The extension hooks into Pi's agent lifecycle events:

  • agent_start → Sets agentRunning = true, blocking incoming remote prompts. Broadcasts status_update (thinking).
  • agent_end → Wakes up the inbox flush (idle-gated delivery for triggerTurn:true messages). Checks if a remote prompt was running; if so, extracts the last assistant response from event.messages and sends back a prompt_response. Broadcasts status_update (idle).
  • tool_execution_start → Broadcasts status_update (tool:<name>).
  • tool_execution_end → Clears tool status; broadcasts status_update (thinking) while the agent run continues.
  • session_shutdown → Full cleanup via cleanup(): closes all sockets, resolves pending promises, and disposes the extension.

Status updates are push-based: each terminal broadcasts changes to the hub, which fans them out. New joiners receive a status snapshot for all terminals in the welcome message.

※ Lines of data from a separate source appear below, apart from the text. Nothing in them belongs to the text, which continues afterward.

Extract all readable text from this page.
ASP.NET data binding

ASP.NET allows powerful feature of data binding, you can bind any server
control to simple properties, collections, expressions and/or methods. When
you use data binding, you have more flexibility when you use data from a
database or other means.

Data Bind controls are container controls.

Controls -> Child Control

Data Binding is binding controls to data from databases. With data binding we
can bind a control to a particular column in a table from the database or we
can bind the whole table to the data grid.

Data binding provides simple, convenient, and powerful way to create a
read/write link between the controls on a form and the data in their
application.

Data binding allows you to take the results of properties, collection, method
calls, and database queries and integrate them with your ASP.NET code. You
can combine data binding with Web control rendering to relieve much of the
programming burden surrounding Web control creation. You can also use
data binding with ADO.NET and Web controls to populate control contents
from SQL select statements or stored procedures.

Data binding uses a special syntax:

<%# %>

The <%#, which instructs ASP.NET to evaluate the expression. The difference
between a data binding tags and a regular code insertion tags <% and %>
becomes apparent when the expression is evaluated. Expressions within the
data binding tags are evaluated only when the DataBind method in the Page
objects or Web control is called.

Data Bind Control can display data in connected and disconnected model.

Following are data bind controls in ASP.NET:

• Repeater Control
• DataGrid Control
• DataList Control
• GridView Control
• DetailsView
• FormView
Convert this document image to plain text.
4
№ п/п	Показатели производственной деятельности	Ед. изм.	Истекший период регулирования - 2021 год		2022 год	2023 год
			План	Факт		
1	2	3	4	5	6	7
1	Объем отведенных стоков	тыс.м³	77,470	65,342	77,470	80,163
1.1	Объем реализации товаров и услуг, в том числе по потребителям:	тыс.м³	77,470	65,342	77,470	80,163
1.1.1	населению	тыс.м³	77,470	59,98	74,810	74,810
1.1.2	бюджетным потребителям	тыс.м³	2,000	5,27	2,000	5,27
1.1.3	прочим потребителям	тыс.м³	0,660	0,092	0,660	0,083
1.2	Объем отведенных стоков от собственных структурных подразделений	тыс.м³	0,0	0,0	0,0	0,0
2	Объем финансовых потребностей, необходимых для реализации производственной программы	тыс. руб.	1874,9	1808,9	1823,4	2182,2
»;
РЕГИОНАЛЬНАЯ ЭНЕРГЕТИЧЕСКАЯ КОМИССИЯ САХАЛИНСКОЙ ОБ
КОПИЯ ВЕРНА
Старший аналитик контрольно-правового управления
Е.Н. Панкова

While executing a remote prompt, the target sends a forced status_update every 30 seconds as a keepalive - reusing the existing status push mechanism. On the sender side, each incoming status_update from the target resets the 90-second inactivity timer. All resolution paths (response, inactivity, ceiling, abort, disconnect, delivery failure) go through a single cleanupPending() helper to prevent double-resolution races.

Idle-Gated Inbox

When a chat message arrives with triggerTurn:true, it goes into a local inbox instead of calling pi.sendMessage() immediately. This avoids a Pi platform race where steering messages sent mid-agent-run can be stranded (see REPORT-sendMessage-race.md).

The flush pipeline:

  1. Debounce - scheduleFlush(FLUSH_DELAY_MS) coalesces burst arrivals (200ms window).
  2. Idle gate - flushInbox() checks ctx.isIdle(). If busy, retries every 500ms.
  3. Batch — up to 20 messages or ~16 000 chars per delivery (soft cap — the first item is always included even if oversized).
  4. Deliver — one pi.sendMessage({ triggerTurn: true }) call with a [Link: N message(s) received] block.
  5. Drain — if the inbox still has items, reschedule.

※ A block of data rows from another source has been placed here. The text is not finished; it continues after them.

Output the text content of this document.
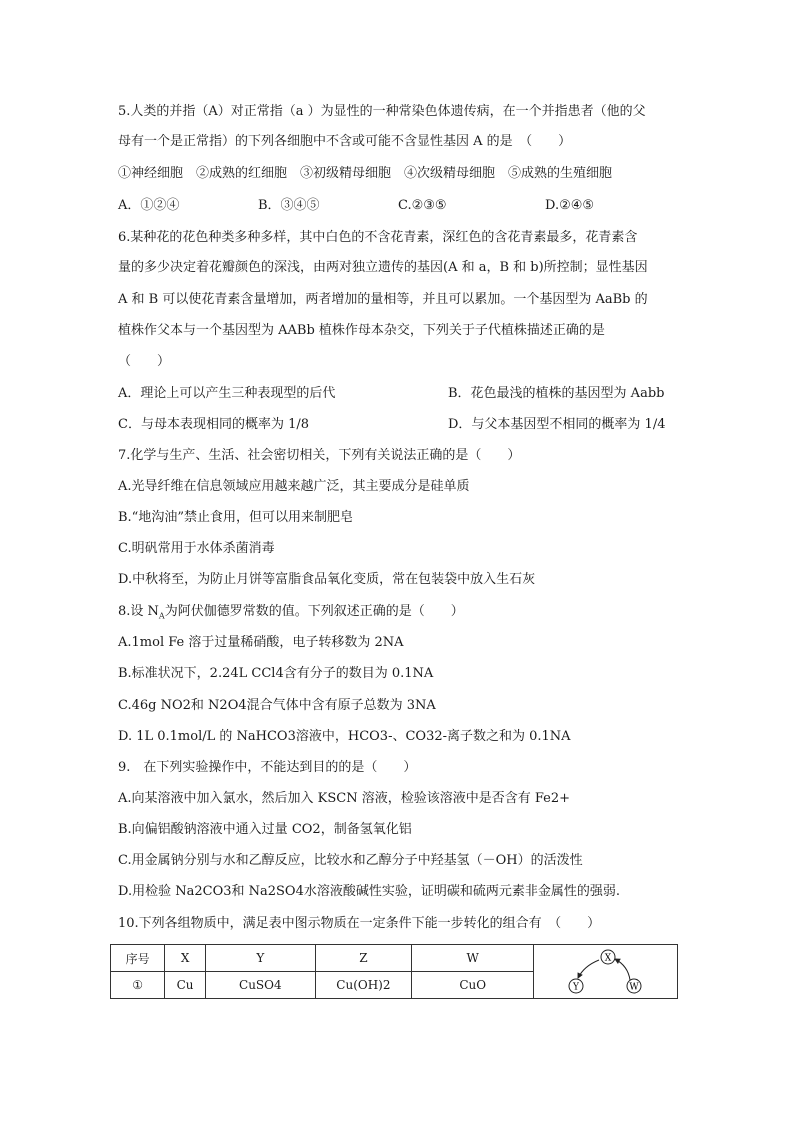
5.人类的并指（A）对正常指（a ）为显性的一种常染色体遗传病，在一个并指患者（他的父
母有一个是正常指）的下列各细胞中不含或可能不含显性基因 A 的是　（　　）
①神经细胞　②成熟的红细胞　③初级精母细胞　④次级精母细胞　⑤成熟的生殖细胞
A．①②④	B．③④⑤	C.②③⑤	D.②④⑤
6.某种花的花色种类多种多样，其中白色的不含花青素，深红色的含花青素最多，花青素含
量的多少决定着花瓣颜色的深浅，由两对独立遗传的基因(A 和 a，B 和 b)所控制；显性基因
A 和 B 可以使花青素含量增加，两者增加的量相等，并且可以累加。一个基因型为 AaBb 的
植株作父本与一个基因型为 AABb 植株作母本杂交，下列关于子代植株描述正确的是
（　　）
A．理论上可以产生三种表现型的后代	B．花色最浅的植株的基因型为 Aabb
C．与母本表现相同的概率为 1/8	D．与父本基因型不相同的概率为 1/4
7.化学与生产、生活、社会密切相关，下列有关说法正确的是（　　）
A.光导纤维在信息领域应用越来越广泛，其主要成分是硅单质
B.“地沟油”禁止食用，但可以用来制肥皂
C.明矾常用于水体杀菌消毒
D.中秋将至，为防止月饼等富脂食品氧化变质，常在包装袋中放入生石灰
8.设 $N_A$为阿伏伽德罗常数的值。下列叙述正确的是（　　）
A.1mol Fe 溶于过量稀硝酸，电子转移数为 2NA
B.标准状况下，2.24L CCl4含有分子的数目为 0.1NA
C.46g NO2和 N2O4混合气体中含有原子总数为 3NA
D. 1L 0.1mol/L 的 NaHCO3溶液中，HCO3-、CO32-离子数之和为 0.1NA
9.　在下列实验操作中，不能达到目的的是（　　）
A.向某溶液中加入氯水，然后加入 KSCN 溶液，检验该溶液中是否含有 Fe2+
B.向偏铝酸钠溶液中通入过量 CO2，制备氢氧化铝
C.用金属钠分别与水和乙醇反应，比较水和乙醇分子中羟基氢（－OH）的活泼性
D.用检验 Na2CO3和 Na2SO4水溶液酸碱性实验，证明碳和硫两元素非金属性的强弱.
10.下列各组物质中，满足表中图示物质在一定条件下能一步转化的组合有　（　　）
序号	X	Y	Z	W	
①	Cu	CuSO4	Cu(OH)2	CuO	
X
Y	W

On agent_end, the inbox flush is kicked via scheduleFlush(0) — deferred to the next macrotask, by which time ctx.isIdle() returns true.

Constant Value Purpose
FLUSH_DELAY_MS 200 Burst debounce window
IDLE_RETRY_MS 500 Busy-retry polling interval
BATCH_MAX_ITEMS 20 Max messages per batch
BATCH_MAX_CHARS 16 000 Soft cap on batch text size (~4K tokens)

Rendering

Incoming link chat messages render with a styled ⚡ [sender] prefix using the theme's accent color. The link status text in Pi's footer uses theme.fg("dim", ...) to match Pi's standard footer styling.

About

A WebSocket-based inter-terminal communication system that creates a local network between multiple Pi coding agent terminals. Enables terminals to discover each other, exchange messages, and orchestrate work across agents, all automatically on localhost.